Она понимала, что с ней происходит что-то неладное. Ее желудок будто завязался узлом и сжался от напряжения. Каждый раз, когда кто-то кричал, она вздрагивала и часто испытывала головные боли, чего раньше с ней никогда не было.
Уже шесть месяцев у нее не было заданий, и все ее тело жаждало облегчения от невероятного напряжения, снять которое могли только они. Она оскорбленно смотрела на свое отражение, затем внезапно вскочила с табурета и, несмотря на протесты костюмерши, бросилась в коридор.
Нагнувшись над настенным телефоном, она набрала сначала код страны, затем номер своего связного.
Когда он ответил, она произнесла всего четыре слова:
— Мне нужно еще одно.
Лос-Анджелес. 1989Ярко-багровое небо раскинулось аркой над идущей на север от Голливуда скоростной автострадой. Утреннее солнце лило свои лучи на ветровое стекло красного BMW Валентины.
Она подъехала к воротам студии «Континенталь» и помахала рукой дежурившему сегодня охраннику Скотти. Дорога все еще блестела после утренней поливки, в кадках распустились тропические цветы.
Валентина проехала мимо павильонов звукозаписи 18 и 22 и погрузилась в лабиринт проездов и стоянок, предназначенных для более чем пятитысячного штата, работающего в комплексе.
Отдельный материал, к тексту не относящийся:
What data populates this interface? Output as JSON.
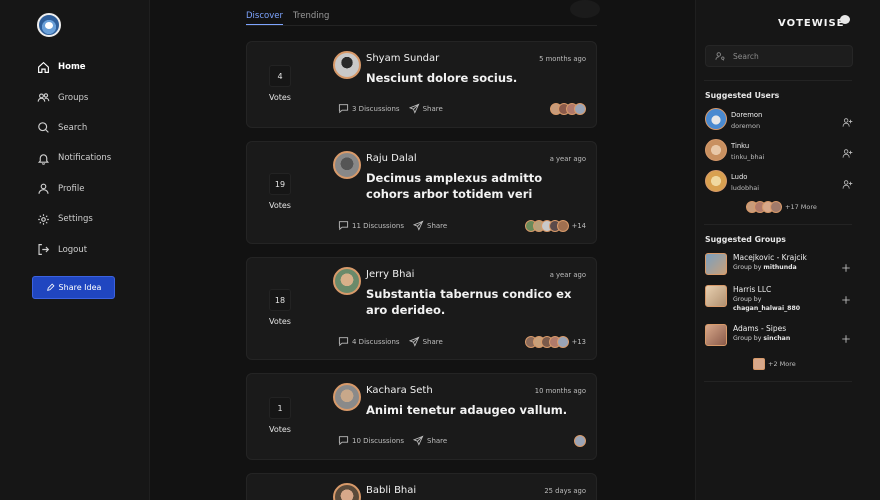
{
  "nav": {
    "items": [
      {
        "label": "Home",
        "icon": "home-icon",
        "active": true
      },
      {
        "label": "Groups",
        "icon": "groups-icon"
      },
      {
        "label": "Search",
        "icon": "search-icon"
      },
      {
        "label": "Notifications",
        "icon": "bell-icon"
      },
      {
        "label": "Profile",
        "icon": "user-icon"
      },
      {
        "label": "Settings",
        "icon": "gear-icon"
      },
      {
        "label": "Logout",
        "icon": "logout-icon"
      }
    ],
    "share_button": "Share Idea"
  },
  "tabs": [
    {
      "label": "Discover",
      "active": true
    },
    {
      "label": "Trending"
    }
  ],
  "posts": [
    {
      "votes": "4",
      "votes_label": "Votes",
      "author": "Shyam Sundar",
      "time": "5 months ago",
      "title": "Nesciunt dolore socius.",
      "discussions": "3 Discussions",
      "share": "Share",
      "more": ""
    },
    {
      "votes": "19",
      "votes_label": "Votes",
      "author": "Raju Dalal",
      "time": "a year ago",
      "title": "Decimus amplexus admitto cohors arbor totidem veri",
      "discussions": "11 Discussions",
      "share": "Share",
      "more": "+14"
    },
    {
      "votes": "18",
      "votes_label": "Votes",
      "author": "Jerry Bhai",
      "time": "a year ago",
      "title": "Substantia tabernus condico ex aro derideo.",
      "discussions": "4 Discussions",
      "share": "Share",
      "more": "+13"
    },
    {
      "votes": "1",
      "votes_label": "Votes",
      "author": "Kachara Seth",
      "time": "10 months ago",
      "title": "Animi tenetur adaugeo vallum.",
      "discussions": "10 Discussions",
      "share": "Share",
      "more": ""
    },
    {
      "author": "Babli Bhai",
      "time": "25 days ago"
    }
  ],
  "sidebar": {
    "brand": "VOTEWISE",
    "search_placeholder": "Search",
    "suggested_users_title": "Suggested Users",
    "users": [
      {
        "name": "Doremon",
        "handle": "doremon"
      },
      {
        "name": "Tinku",
        "handle": "tinku_bhai"
      },
      {
        "name": "Ludo",
        "handle": "ludobhai"
      }
    ],
    "users_more": "+17 More",
    "suggested_groups_title": "Suggested Groups",
    "groups": [
      {
        "name": "Macejkovic - Krajcik",
        "by_prefix": "Group by",
        "owner": "mithunda"
      },
      {
        "name": "Harris LLC",
        "by_prefix": "Group by",
        "owner": "chagan_halwai_880"
      },
      {
        "name": "Adams - Sipes",
        "by_prefix": "Group by",
        "owner": "sinchan"
      }
    ],
    "groups_more": "+2 More"
  },
  "colors": {
    "background": "#121212",
    "panel": "#1a1a1a",
    "accent_blue": "#2046c0",
    "tab_active": "#7da4ff",
    "avatar_ring": "#d89a6a"
  }
}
Перед ней прошли две чернокожие женщины, разодетые как проститутки в платья из синтетической эластичной ткани, в кожаных сапожках на четырехдюймовых каблуках. Они пили пепси и смеялись.
Налево от здания, где размещались административные службы, известное как Красная башня, отражались лучи утреннего солнца. Направо стояли огромные, похожие на ангары, здания — звуковые и киносъемочные павильоны. В данный момент здесь одновременно снималось более шести представлений для телевидения и три художественных фильма, включая «Балалайку», съемки которого Киту удалось организовать после годичных переговоров с руководителями студии.